Created in 1974, the U.S. Congressional Budget Office (CBO) has become one of the most influential forces in national policymaking. A critical component of our system of checks and balances, the CBO has given Congress the analytical capacity to challenge the president on budget issues while it protects the public interest, providing honest numbers about Congress's own budget proposals. The book discusses the CBO’s role in larger budget policy and the more narrow "scoring" of individual legislation, such as its role in the 2009–2010 Obama health care reform.
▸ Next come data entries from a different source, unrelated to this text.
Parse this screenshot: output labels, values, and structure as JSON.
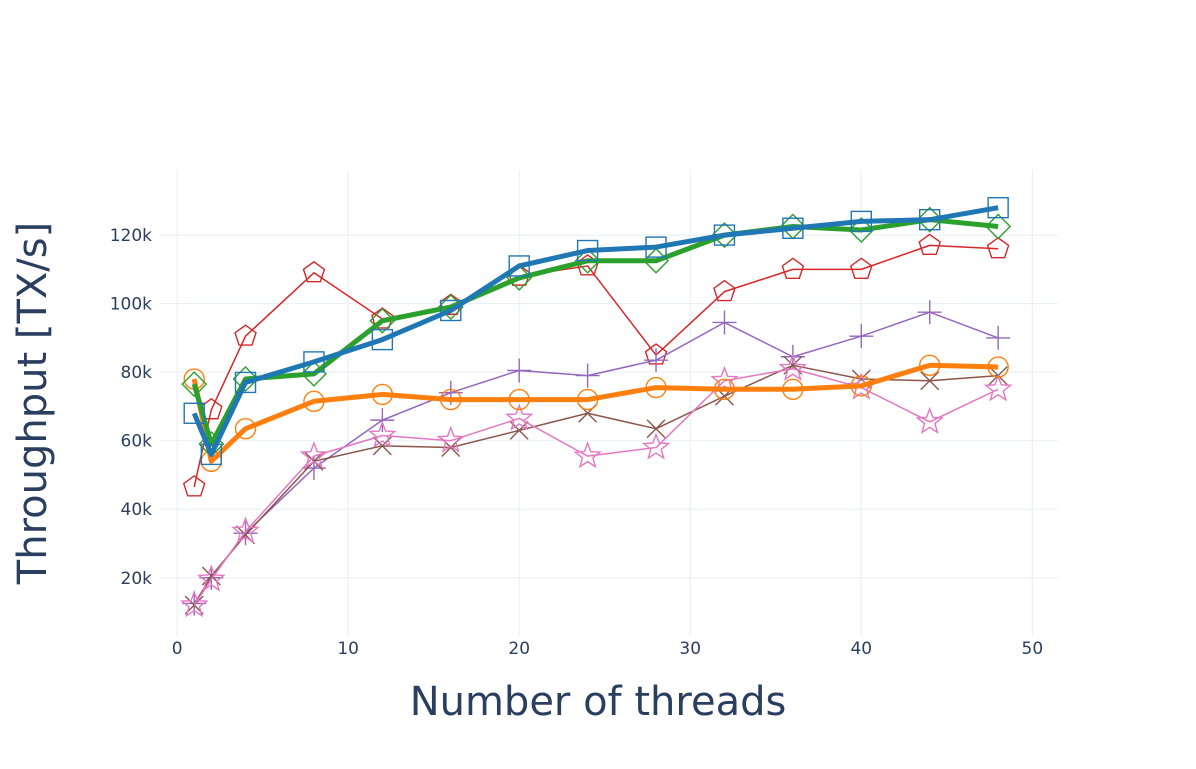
{
  "chart_data": {
    "type": "line",
    "xlabel": "Number of threads",
    "ylabel": "Throughput [TX/s]",
    "xlim": [
      -1,
      51.5
    ],
    "ylim": [
      3000,
      139000
    ],
    "xticks": [
      0,
      10,
      20,
      30,
      40,
      50
    ],
    "xtick_labels": [
      "0",
      "10",
      "20",
      "30",
      "40",
      "50"
    ],
    "yticks": [
      20000,
      40000,
      60000,
      80000,
      100000,
      120000
    ],
    "ytick_labels": [
      "20k",
      "40k",
      "60k",
      "80k",
      "100k",
      "120k"
    ],
    "grid": true,
    "legend": "none",
    "series": [
      {
        "color": "#1f77b4",
        "marker": "square",
        "line_width": 5,
        "x": [
          1,
          2,
          4,
          8,
          12,
          16,
          20,
          24,
          28,
          32,
          36,
          40,
          44,
          48
        ],
        "values": [
          68000,
          56000,
          77000,
          83000,
          89500,
          98000,
          111000,
          115500,
          116500,
          120000,
          122000,
          124000,
          124500,
          128000
        ]
      },
      {
        "color": "#ff7f0e",
        "marker": "circle",
        "line_width": 5,
        "x": [
          1,
          2,
          4,
          8,
          12,
          16,
          20,
          24,
          28,
          32,
          36,
          40,
          44,
          48
        ],
        "values": [
          78000,
          54000,
          63500,
          71500,
          73500,
          72000,
          72000,
          72000,
          75500,
          75000,
          75000,
          76000,
          82000,
          81500
        ]
      },
      {
        "color": "#2ca02c",
        "marker": "diamond",
        "line_width": 5,
        "x": [
          1,
          2,
          4,
          8,
          12,
          16,
          20,
          24,
          28,
          32,
          36,
          40,
          44,
          48
        ],
        "values": [
          76500,
          59000,
          78000,
          79500,
          95000,
          99000,
          107500,
          112500,
          112500,
          120000,
          122500,
          121500,
          124500,
          122500
        ]
      },
      {
        "color": "#d62728",
        "marker": "pentagon",
        "line_width": 1.5,
        "x": [
          1,
          2,
          4,
          8,
          12,
          16,
          20,
          24,
          28,
          32,
          36,
          40,
          44,
          48
        ],
        "values": [
          46500,
          69000,
          90500,
          109000,
          95500,
          99500,
          108000,
          111000,
          85000,
          103500,
          110000,
          110000,
          117000,
          116000
        ]
      },
      {
        "color": "#9467bd",
        "marker": "cross",
        "line_width": 1.5,
        "x": [
          1,
          2,
          4,
          8,
          12,
          16,
          20,
          24,
          28,
          32,
          36,
          40,
          44,
          48
        ],
        "values": [
          12500,
          20000,
          33000,
          52000,
          66000,
          74000,
          80500,
          79000,
          83500,
          94500,
          84500,
          90500,
          97500,
          90000
        ]
      },
      {
        "color": "#8c564b",
        "marker": "x",
        "line_width": 1.5,
        "x": [
          1,
          2,
          4,
          8,
          12,
          16,
          20,
          24,
          28,
          32,
          36,
          40,
          44,
          48
        ],
        "values": [
          12000,
          20500,
          32500,
          54000,
          58500,
          58000,
          63000,
          68000,
          63500,
          73000,
          82000,
          78000,
          77500,
          79000
        ]
      },
      {
        "color": "#e377c2",
        "marker": "star",
        "line_width": 1.5,
        "x": [
          1,
          2,
          4,
          8,
          12,
          16,
          20,
          24,
          28,
          32,
          36,
          40,
          44,
          48
        ],
        "values": [
          12000,
          19500,
          33500,
          55500,
          61500,
          60000,
          66500,
          55500,
          58000,
          77500,
          81000,
          75500,
          65500,
          75000
        ]
      }
    ]
  }
}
It also describes how the first director, Alice Rivlin, and seven successors managed to create and sustain a nonpartisan, highly credible agency in the middle of one of the most partisan institutions imaginable.
The Congressional Budget Office: Honest Numbers, Power, and Policy draws on interviews with high-level participants in the budget debates of the last 35 years to tell the story of the CBO. A combination of political history, economic history, and organizational development, The Congressional Budget Office offers an important, first book-length history of this influential agency.
Table of Contents
1. Truth, Power, and Consequences
2. Organizing for Nonpartisan Analysis
3. Macrobudgeting
4. Microbudgeting
5. Policy Analysis
6. Clinton Health Plan: Bringing It All Together
7. Obama Health Care Reform
8. An Excellent Skunk?
Index
Reviews
"Public administration scholars will be especially drawn to Joyce’s perspective on the CBO story, which emphasizes its leaders, organizational culture, and the complex role of expertise in a representative democracy. . . . Whether or not one teaches and researches the federal budget, it is a citizenship imperative to be literate in budget politics, policies, and processes. Joyce’s book is an excellent one-stop resource on all of these issues, which together form the core of governance."—Congress & the Presidency
"Essential of those studying public administration and congressional politics and worth a read by all others in political science."—Choice
"The Congressional Budget Office is important reading for those who care about government institutions and their ability to serve the public faithfully."—Jason Juffras, The Public Manager
"Joyce's book is more than an institutional history; it is an analysis of the Congressional Budget Office in the context of two critical issues that have broad applicability. The first is the role of nonpartisan, objective information and analysis in passing legislation, and the second is how an agency manages to develop and maintain a culture to support nonpartisan analysis in a highly partisan environment. Though now an academic, Joyce was an employee of CBO for years, and thus has been able to combine an insider's contacts and knowledge with the critical distance of an academic. The book is well written, touching on many of the key legislative debates over the years. The image of CBO that emerges from this book is the 'little agency that could.'"—Irene Rubin, Northern Illinois University
Awards
Winner of the 2012 Outstanding Academic Book of the Year of the Choice Magazine
About the Author
Philip G. Joyce is a professor of public policy at the University of Maryland. He has twelve years of public sector work experience, including five years with the United States Congressional Budget Office, and is a fellow of the National Academy of Public Administration.